Google updated its browser Thursday patching nine security bugs, labeling four as “high” and two as a “medium” risk to computer users. The update was tied to a new Chrome browser build (50.0.2661.94) that fixes the flaws.
Google also shelled out $14,000 tied to bug bounty payouts addressed in this security updates, according to a Google Chrome Team security bulletin.
Details are scant on the actual security flaws. That’s because Google says it needs to keep information about the bugs restricted until a majority of browsers are updated. “We will also retain restrictions if the bug exists in a third party library that other projects similarly depend on, but haven’t yet fixed,” it wrote.

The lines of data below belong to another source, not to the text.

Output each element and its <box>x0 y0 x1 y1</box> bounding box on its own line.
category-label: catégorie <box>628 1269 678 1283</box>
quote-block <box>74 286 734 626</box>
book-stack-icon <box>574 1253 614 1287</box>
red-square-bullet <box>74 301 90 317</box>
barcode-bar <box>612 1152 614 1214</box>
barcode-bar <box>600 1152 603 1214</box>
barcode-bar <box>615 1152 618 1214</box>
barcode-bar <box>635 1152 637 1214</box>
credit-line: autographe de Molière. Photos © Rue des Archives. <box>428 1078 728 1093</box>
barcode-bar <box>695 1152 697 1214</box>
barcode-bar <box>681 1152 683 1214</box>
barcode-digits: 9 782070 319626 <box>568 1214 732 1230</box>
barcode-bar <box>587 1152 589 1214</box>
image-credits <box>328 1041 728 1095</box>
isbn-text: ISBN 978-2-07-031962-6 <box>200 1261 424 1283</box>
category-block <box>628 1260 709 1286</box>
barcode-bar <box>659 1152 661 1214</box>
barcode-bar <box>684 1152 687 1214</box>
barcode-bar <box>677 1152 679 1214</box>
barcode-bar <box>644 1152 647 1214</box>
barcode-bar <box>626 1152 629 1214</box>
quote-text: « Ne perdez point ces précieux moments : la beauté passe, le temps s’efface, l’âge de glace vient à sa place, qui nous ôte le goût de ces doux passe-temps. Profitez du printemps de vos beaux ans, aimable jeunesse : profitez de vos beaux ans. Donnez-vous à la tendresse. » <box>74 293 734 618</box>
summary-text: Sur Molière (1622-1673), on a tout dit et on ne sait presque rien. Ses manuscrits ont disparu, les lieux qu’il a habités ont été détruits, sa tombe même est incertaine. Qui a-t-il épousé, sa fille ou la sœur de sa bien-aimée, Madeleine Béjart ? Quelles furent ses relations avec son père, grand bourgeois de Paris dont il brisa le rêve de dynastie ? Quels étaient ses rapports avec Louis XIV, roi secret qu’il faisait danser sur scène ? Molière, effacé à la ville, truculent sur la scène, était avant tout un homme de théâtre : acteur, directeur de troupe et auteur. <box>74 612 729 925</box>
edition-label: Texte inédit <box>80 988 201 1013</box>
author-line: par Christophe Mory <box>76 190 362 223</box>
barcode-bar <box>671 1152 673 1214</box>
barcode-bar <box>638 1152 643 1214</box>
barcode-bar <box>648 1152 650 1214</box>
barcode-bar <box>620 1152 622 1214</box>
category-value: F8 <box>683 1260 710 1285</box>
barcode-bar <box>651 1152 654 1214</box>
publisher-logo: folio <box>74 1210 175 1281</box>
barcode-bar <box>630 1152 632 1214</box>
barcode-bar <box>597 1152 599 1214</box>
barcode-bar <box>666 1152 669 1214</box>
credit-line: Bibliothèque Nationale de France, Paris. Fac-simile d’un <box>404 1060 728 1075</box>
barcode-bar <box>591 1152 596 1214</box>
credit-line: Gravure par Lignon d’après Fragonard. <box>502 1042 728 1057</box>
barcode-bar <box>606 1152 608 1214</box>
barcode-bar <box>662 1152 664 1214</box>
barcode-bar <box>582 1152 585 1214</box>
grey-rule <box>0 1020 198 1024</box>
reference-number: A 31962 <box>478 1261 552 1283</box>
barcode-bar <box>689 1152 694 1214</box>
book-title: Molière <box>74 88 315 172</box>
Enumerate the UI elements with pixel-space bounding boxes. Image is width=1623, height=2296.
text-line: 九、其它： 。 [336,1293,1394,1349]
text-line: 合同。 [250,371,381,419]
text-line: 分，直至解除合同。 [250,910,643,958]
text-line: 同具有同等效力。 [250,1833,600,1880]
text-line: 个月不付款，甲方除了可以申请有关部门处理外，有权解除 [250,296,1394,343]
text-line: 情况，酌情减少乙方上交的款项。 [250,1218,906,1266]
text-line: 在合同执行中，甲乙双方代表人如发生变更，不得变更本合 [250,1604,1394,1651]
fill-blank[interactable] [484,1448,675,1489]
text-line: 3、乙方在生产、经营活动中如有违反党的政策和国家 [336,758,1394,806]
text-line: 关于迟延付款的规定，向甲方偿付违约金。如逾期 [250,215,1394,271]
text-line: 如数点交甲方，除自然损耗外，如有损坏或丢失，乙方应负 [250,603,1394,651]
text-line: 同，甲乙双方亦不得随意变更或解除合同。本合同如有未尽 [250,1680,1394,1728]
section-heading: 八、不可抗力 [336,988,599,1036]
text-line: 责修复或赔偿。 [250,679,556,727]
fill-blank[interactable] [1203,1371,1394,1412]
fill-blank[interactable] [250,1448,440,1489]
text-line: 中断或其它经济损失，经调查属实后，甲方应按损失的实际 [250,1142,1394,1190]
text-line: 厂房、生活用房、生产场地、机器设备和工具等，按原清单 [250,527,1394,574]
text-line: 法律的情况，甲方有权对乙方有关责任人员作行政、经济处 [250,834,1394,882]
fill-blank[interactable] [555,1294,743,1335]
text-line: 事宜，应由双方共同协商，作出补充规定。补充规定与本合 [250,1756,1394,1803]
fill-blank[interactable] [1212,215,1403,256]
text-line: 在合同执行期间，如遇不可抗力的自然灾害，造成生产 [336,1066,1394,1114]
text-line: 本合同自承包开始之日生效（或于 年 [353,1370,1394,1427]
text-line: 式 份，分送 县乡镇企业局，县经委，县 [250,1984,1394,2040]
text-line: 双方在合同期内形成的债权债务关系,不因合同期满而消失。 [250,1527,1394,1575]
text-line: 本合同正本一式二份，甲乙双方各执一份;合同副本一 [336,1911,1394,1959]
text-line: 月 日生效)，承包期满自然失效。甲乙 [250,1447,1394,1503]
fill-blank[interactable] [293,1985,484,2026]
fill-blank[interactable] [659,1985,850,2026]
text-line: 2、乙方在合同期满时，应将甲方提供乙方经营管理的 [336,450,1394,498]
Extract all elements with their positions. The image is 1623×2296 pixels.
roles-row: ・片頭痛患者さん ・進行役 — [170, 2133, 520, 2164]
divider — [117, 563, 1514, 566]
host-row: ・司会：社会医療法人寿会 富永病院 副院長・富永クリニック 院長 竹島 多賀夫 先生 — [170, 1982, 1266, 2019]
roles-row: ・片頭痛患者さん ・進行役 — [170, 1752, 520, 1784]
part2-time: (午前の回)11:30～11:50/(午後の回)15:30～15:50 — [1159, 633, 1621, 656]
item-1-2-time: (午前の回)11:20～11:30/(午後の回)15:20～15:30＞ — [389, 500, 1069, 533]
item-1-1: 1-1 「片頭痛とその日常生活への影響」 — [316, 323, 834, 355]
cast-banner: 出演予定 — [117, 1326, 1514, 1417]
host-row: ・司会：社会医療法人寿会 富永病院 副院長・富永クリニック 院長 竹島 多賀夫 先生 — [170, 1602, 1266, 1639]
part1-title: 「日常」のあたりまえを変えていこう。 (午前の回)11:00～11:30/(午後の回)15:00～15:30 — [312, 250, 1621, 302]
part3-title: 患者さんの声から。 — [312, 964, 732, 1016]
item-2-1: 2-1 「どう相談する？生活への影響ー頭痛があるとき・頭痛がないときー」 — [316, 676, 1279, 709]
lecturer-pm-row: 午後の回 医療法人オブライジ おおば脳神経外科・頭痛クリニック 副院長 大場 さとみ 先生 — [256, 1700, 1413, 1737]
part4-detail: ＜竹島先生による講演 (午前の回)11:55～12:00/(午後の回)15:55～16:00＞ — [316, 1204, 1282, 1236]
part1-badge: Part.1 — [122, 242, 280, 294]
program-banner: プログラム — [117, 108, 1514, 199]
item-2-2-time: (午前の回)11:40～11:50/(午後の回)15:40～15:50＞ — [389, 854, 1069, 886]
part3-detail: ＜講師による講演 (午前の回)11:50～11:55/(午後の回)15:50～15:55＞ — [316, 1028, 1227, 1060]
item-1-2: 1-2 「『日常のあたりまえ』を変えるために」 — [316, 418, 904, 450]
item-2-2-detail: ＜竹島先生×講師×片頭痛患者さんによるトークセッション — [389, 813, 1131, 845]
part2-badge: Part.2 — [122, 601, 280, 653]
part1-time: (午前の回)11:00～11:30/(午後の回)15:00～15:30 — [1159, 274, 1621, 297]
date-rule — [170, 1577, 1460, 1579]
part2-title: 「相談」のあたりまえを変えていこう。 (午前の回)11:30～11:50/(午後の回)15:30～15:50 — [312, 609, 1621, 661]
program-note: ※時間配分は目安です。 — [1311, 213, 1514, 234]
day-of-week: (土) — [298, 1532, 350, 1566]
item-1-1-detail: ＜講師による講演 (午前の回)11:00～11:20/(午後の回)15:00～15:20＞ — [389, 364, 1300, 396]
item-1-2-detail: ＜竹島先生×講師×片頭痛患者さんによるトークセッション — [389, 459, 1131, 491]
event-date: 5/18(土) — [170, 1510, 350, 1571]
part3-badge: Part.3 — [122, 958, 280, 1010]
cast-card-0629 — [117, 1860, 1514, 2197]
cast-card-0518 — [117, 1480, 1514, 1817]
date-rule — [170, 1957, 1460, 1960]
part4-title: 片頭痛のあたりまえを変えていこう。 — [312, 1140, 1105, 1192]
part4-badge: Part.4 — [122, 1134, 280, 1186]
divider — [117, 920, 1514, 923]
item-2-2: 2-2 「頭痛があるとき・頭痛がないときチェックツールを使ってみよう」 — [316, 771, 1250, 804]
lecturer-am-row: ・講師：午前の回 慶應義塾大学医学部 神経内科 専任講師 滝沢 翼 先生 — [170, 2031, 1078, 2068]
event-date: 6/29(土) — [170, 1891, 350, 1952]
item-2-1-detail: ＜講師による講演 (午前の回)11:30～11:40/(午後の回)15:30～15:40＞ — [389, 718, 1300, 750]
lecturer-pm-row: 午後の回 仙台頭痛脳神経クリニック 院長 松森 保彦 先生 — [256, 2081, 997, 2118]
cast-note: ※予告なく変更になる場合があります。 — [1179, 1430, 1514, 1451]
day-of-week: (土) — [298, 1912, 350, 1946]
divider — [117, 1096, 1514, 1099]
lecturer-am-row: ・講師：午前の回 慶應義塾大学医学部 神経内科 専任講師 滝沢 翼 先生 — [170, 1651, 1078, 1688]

Five Chrome bug bounty hunters split the $14,000 in rewards. Four $3,000 payments went to those that discovered “high” risk browser vulnerabilities.
Security researcher Atte Kettunen, with the University of Oulu Finland, earned $3,000 for discovering an “out-of-bounds write in Blink” vulnerability (CVE-2016-1660).
Independent security consultant Wadih Matar also earned $3,000 for his discovery of a “Memory corruption in cross-process frames” (CVE-2016-1661) security bug in Chrome. Matar earned an additional $1,000 for the “medium” security bug (CVE-2016-1664) fixing an “address bar spoofing” issue.
Rob Wu, a software science student at the Eindhoven University of Technology, also earned $3,000 for his discovery of a “use-after-free in extensions” security flaw (CVE-2016-1662) found in Chrome.
Google also paid $3,000 to an anonymous researcher that discovered a security flaw (CVE-2016-1663) that was only described as “use-after-free in Blink’s V8 bindings.”
Other bug bounty payouts went to “gksgudtjr456” who received $1,000 for a “medium” risk (CVE-2016-1665) “information leak in V8” security flaw.
Google fixed an additional three security bugs (CVE-2016-1666) that included “various fixes from internal audits, fuzzing and other initiatives.”